Winlaw was a member of the Winchester College cricket eleven from 1928 to 1931, and was captain in the last two seasons. His best year was 1930, when he headed both the batting and bowling averages.

Cricket career[edit]

At Cambridge University, he received his Blue in 1932, making his first class debut against Yorkshire on 11 May 1932.[1] Over three seasons with Cambridge, he made 30 appearances scoring 1938 runs at an average of 43.06.

His best year was 1934, when he was second to John Human in the batting averages with 977 runs at 57.47, and hit five centuries, the highest being 161 not out against Essex[2] at Fenner's.

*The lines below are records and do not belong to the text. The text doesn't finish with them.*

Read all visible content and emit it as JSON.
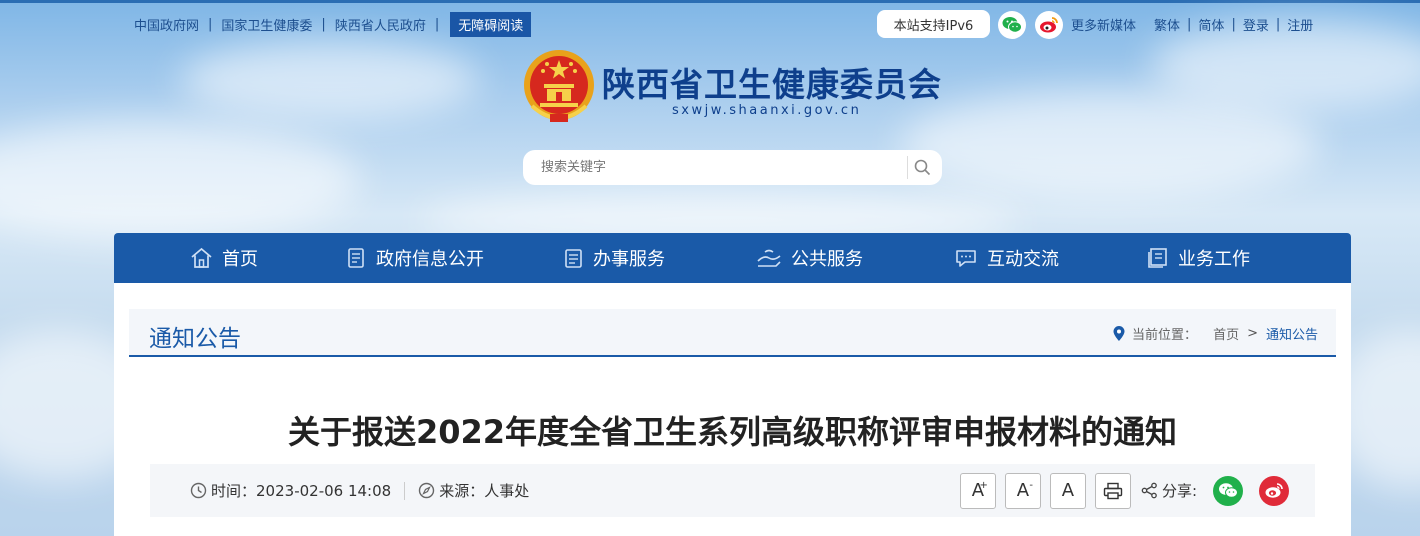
{
  "top_links": {
    "items": [
      "中国政府网",
      "国家卫生健康委",
      "陕西省人民政府"
    ],
    "accessibility": "无障碍阅读"
  },
  "header_right": {
    "ipv6": "本站支持IPv6",
    "more_media": "更多新媒体",
    "traditional": "繁体",
    "simplified": "简体",
    "login": "登录",
    "register": "注册"
  },
  "site": {
    "name": "陕西省卫生健康委员会",
    "domain": "sxwjw.shaanxi.gov.cn"
  },
  "search": {
    "placeholder": "搜索关键字"
  },
  "nav": {
    "items": [
      "首页",
      "政府信息公开",
      "办事服务",
      "公共服务",
      "互动交流",
      "业务工作"
    ]
  },
  "section": {
    "title": "通知公告",
    "breadcrumb_label": "当前位置：",
    "breadcrumb_home": "首页",
    "breadcrumb_sep": ">",
    "breadcrumb_current": "通知公告"
  },
  "article": {
    "title": "关于报送2022年度全省卫生系列高级职称评审申报材料的通知",
    "time_label": "时间：",
    "time": "2023-02-06 14:08",
    "source_label": "来源：",
    "source": "人事处",
    "share_label": "分享:",
    "font_large": "A",
    "font_small": "A",
    "font_reset": "A"
  },
  "colors": {
    "primary": "#1a5aa8",
    "wechat": "#20b04b",
    "weibo": "#e02b39"
  }
}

He hit two centuries in the match against Glamorgan at Cardiff.[3] The other centuries came at Fenner's – 104 against Yorkshire[4] and 103 against the Free Foresters amateur side.[5]

He also played in nine county matches for Surrey in 1934, scoring 341 runs, average 28.41, and his full aggregate amounted to 1,330, average 42.90. His best score was 91 against Sussex at The Oval.[6] He was also prominent in the Middlesex match, scoring 61 in the first innings, and then, having been forced to retire injured in the second innings, resuming when the ninth wicket fell and helping Ted Brooks achieve victory by one wicket.[7]

Winlaw also played for Bedfordshire in the Minor Counties from 1932. He captained Bedfordshire in 1935, and headed the averages with 85 for an aggregate of 425. In 1936, they rose to fourth in the Minor Counties Championship, the best season since 1905. Winlaw's fielding, generally at mid-off, was highly rated though his batting was less successful. He played for Bedfordshire through to 1939.

Life outside cricket[edit]

He played three times in the University Association football match on the right wing, being captain in his last year. Before joining the Royal Air Force, Winlaw was a master at Harrow School. He also played football for Corinthian making five appearances between 1934 and 1937 playing at inside-left, scoring twice.

He was already a sergeant in the RAF Volunteer Reserve when he was commissioned as a pilot officer on probation on 3 February 1938,[8] and promoted to flying officer on 3 August 1939.[9] He was called to active service with the Royal Air Force on the outbreak of the Second World War, and promoted flight lieutenant on 3 September 1940,[10] and squadron leader on 1 March 1942.[11] He was a member of No. 256 Squadron RAF when he was killed on 31 October 1942[12] when the plane he was piloting on a training mission collided with another in mid-air near Caernarfon, North Wales. The pilot of the other plane was Squadron Leader Claude Ashton, a fellow Old Wykehamist who had played 127 games for Cambridge and Essex, and was also a Corinthian footballer, who played once for England. Winlaw is commemorated at Liverpool Crematorium, Anfield.[12]

His widow Marsali Mary Seal de Winlaw, a schoolmistress, re-married to John Montgomery in 1945; their son was Hugh Massingberd, (born Hugh John Montgomery in 1946) who became an eminent journalist.